- Lexus Link media system tested
- It junks the old trackpad…
- …but is it actually better?
It felt like a very welcome revolution was coming when Lexus announced a new infotainment system. The old one was incredibly fiddly and confusingly laid out, and made you use a square trackpad or something resembling a mouse from an old PC to direct a cursor around.
Now, debuting with the latest NX, here is Lexus Link, available in two sizes: the 9.8-inch Connect and the 14-inch Pro. We’ve tested the Pro version.
Lexus Link introduces very 21st century features including over-the-air software updates, a natural-speaking voice assistant and live traffic updates. Wireless Apple CarPlay and wired Android Auto are options. We had some connectivity issues with two Android phones that needed pairing from scratch every time via Bluetooth – but that could be our phones’ bad communication just as much as any oddity with the car.
Lexus says the Pro system has one of the biggest touchscreens in the NX’s mid-size SUV segment, and it certainly looks massive. There’s a small sidebar on the driver’s side for quick access to the most crucial services (media, nav and so on) but, interestingly, there’s no conventional home screen. That’s a disadvantage when you want to change some settings, requiring more screen tapping than would be necessary with a home screen. There is a quick-access menu, but it’s mainly for safety tech that doesn’t have a physical switch elsewhere in the car. The climate controls, too, are hidden away, with very few physical switches and buttons remaining – the temperature dials and the volume control, for instance.

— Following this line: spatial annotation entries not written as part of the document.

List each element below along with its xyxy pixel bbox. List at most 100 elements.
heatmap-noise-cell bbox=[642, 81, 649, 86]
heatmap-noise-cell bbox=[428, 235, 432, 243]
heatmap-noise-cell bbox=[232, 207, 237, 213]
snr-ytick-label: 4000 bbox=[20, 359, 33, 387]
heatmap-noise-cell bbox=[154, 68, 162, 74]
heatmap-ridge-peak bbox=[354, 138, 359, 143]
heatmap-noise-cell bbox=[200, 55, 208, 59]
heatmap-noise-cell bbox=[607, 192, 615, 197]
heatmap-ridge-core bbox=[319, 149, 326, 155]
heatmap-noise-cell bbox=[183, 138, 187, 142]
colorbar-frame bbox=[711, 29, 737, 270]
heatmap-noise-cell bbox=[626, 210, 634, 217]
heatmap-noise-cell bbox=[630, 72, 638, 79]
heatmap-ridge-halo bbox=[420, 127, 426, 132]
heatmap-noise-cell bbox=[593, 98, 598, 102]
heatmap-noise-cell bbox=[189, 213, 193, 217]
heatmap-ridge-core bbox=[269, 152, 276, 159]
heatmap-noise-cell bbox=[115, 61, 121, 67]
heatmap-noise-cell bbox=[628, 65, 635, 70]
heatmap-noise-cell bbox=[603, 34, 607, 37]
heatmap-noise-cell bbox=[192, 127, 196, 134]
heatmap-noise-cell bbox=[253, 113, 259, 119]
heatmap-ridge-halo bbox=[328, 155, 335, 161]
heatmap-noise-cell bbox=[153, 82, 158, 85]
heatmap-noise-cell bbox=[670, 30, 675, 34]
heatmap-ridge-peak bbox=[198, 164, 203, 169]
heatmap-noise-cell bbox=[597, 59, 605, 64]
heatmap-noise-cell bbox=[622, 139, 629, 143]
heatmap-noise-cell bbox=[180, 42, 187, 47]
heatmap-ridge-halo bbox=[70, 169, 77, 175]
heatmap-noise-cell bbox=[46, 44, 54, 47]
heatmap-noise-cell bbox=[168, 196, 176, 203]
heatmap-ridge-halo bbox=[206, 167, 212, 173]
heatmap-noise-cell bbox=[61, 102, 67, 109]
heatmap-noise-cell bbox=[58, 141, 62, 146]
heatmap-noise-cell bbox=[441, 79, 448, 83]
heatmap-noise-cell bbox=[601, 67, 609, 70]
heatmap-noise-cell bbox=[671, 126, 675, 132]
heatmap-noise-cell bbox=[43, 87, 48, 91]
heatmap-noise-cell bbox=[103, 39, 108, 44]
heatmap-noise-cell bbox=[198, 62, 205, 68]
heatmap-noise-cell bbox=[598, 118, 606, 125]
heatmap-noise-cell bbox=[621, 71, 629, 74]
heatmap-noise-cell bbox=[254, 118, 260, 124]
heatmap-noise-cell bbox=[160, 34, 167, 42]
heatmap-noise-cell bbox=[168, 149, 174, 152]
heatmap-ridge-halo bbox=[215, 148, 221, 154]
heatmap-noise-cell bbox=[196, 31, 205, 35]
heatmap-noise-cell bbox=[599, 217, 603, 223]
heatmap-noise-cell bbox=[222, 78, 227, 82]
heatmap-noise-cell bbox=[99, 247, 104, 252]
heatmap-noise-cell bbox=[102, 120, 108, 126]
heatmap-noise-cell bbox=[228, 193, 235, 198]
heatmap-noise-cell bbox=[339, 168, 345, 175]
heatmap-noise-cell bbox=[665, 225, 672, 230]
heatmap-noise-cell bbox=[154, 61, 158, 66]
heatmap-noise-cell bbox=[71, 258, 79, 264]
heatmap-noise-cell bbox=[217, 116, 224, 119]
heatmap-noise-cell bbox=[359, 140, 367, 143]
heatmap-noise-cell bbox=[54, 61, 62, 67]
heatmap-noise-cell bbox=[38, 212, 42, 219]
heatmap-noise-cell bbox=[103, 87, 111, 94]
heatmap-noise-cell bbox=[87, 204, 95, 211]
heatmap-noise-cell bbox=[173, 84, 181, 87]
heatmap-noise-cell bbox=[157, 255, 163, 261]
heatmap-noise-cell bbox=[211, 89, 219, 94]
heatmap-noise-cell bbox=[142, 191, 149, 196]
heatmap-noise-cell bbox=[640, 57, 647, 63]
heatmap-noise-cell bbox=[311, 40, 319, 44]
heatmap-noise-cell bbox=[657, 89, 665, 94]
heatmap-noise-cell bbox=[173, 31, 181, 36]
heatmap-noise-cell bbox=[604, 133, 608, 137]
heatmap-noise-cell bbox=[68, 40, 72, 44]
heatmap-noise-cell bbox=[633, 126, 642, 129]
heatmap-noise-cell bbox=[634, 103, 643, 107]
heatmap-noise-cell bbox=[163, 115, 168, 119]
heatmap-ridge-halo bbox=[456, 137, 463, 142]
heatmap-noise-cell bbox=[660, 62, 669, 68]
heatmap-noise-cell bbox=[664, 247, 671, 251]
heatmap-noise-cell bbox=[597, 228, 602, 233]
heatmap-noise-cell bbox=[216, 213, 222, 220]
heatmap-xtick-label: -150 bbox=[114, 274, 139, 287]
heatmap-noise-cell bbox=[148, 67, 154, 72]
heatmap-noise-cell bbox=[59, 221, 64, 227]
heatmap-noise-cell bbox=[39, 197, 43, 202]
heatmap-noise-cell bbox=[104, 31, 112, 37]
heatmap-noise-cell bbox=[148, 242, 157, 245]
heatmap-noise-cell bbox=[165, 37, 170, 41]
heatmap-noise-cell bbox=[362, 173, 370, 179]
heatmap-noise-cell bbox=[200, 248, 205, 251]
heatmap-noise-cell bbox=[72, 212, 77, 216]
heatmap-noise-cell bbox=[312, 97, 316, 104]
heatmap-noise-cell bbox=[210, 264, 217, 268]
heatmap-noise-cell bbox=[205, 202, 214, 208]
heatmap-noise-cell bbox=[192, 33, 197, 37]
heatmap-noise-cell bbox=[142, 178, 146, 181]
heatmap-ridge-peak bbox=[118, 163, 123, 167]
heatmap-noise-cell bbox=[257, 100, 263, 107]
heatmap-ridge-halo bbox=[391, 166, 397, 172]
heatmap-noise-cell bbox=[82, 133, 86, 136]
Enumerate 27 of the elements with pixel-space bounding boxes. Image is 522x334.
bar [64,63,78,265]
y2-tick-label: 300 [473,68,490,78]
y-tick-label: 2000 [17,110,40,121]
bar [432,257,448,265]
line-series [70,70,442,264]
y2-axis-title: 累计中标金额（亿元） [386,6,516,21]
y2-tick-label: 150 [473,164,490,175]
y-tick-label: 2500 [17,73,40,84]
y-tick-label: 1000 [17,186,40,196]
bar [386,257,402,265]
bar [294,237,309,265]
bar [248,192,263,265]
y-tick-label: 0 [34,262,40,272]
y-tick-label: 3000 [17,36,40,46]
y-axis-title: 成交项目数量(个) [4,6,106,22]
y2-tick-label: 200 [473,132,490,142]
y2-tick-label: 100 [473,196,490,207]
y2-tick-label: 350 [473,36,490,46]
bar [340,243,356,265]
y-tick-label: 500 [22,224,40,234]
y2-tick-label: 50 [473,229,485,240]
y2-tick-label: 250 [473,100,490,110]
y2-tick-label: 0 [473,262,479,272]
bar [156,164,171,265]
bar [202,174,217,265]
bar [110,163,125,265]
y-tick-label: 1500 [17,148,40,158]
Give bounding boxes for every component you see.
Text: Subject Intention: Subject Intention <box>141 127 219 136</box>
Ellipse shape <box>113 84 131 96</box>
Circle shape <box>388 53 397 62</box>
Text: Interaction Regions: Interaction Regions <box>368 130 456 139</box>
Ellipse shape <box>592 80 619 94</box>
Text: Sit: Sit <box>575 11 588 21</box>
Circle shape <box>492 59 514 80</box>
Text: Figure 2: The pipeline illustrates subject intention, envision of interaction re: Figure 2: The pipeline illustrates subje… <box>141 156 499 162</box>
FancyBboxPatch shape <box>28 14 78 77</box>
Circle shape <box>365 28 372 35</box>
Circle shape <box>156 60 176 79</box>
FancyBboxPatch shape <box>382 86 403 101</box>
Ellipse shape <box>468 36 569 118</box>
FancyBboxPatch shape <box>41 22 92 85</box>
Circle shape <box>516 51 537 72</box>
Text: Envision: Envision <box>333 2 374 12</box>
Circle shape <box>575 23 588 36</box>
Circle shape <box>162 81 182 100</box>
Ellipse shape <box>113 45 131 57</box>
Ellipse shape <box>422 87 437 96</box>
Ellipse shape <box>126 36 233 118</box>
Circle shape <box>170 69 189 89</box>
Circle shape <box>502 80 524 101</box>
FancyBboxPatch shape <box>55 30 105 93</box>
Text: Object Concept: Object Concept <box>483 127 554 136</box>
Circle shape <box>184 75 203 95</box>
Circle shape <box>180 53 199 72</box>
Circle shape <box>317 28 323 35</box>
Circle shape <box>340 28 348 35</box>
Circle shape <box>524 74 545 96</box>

That’s where the new touch-sensitive buttons on the steering wheel come in. They’re unmarked and configurable. You rest your finger on them and a graphic appears on the head-up display to show you what function each one performs.
Lexus also seems to have unnecessarily reinvented the door handle with ‘e-latch’; the idea being that you press the door latch inwards and the car checks the blind-spot monitoring to make sure you’re clear of any hazards before allowing you out. You can over-ride it, of course. But both just seem unnecessary – what’s wrong with physical steering wheel buttons and a normal door handle? It’s as if the Lexus team needed to find an outlet for their zanier side, having been told to bin the trackpad.
Lexus Link: how it works
Poke ’n’ prod
Hurrah! No rubbish trackpad! The touchscreen is bright and crystal clear, even if it can look rather sparsely populated in terms of actual content
Wheely daft
Unmarked, configurable steering wheel buttons take ages to get used to. Like Tesla’s unmarked scroll buttons, these seem to be different for the sake of it
Thumb it in
New NX cabin also features ‘e-latch’ – door handles linked to blind-spot monitoring to make sure you’re not going to open the door into something
Lexus Link: does it work?
Kind of. It’s a massive improvement on the older, clunky systems used by Lexus but it feels like it’s still a few software updates short of greatness. And Lexus has still managed to include some unnecessary complications.